“If you don’t I’ll go out. I’ll have a cab called, and get away from this prison,” he cried. “I don’t care what happens to me, but I shall see her if I die for it.”
“Perhaps,” said Bee to herself, trembling, “she will not come. Oh! perhaps she will not come!” But she felt that this was a very forlorn hope, and when the nurse came back the poor girl, faltering and ill at ease, obeyed the peremptory signs and frowns of Charlie, once more established on the sofa and seeming to take no part in the negotiation.
“Nurse, I have been thinking,” said Bee, with that talent for the circumstantial which women have, even when acting against their will, “that you have far more need of a walk and a little fresh air than I have, who have only been here for a day, and that if you will tell me exactly what to do, I could take care of him while you go out a little.”
“Shouldn’t think of leaving him,” said nurse, with her eyebrows working as usual and a mocking smile about her lips. “Too much talk; doctor not pleased.”
“But if I promise not to talk? I shall not talk. You don’t want to talk, do you, Charlie?”
Charlie launched a missile at her in his ingratitude, over his shoulder. “Not with you,” he said.
“You hear?” cried Bee, now intent upon gaining her point, and terrified lest other visitors might arrive before this matter were decided; “we shall not talk, and I will do all you tell me. Oh, only tell me what I am to do.”
“Nothing to do,” said the nurse, “not for the next hour; nothing, but keep him quiet. Well, if you think you can undertake that, just for half an hour—”

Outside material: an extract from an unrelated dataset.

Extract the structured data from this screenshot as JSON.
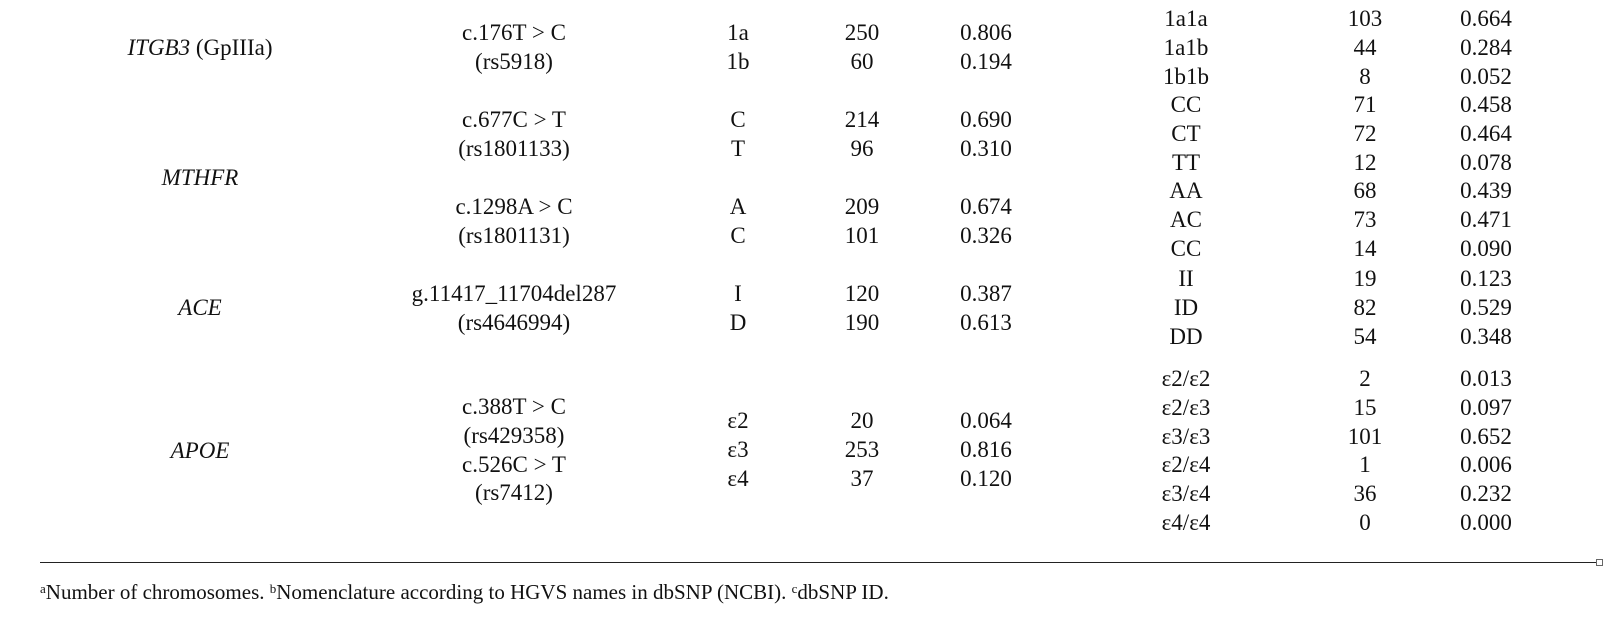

“I will—I will—for as long as you please,” cried Bee. It was better, indeed, if there must be this interview with Laura, that there should be as few spectators as possible. She hurried the woman away with eagerness, though she had been alarmed at the first suggestion. But when she was alone with him, and nobody to stand by her, thinking at every sound she heard that this was the dreaded arrival, Bee crept close to him with a sudden panic of terror and dismay.
“Oh, Charlie, don’t listen to her, don’t believe her; oh, don’t be led astray by her again! I have done what you told me, but I oughtn’t to have done it. Oh, Charlie, stand fast, whatever she says, and don’t be led astray by her again.”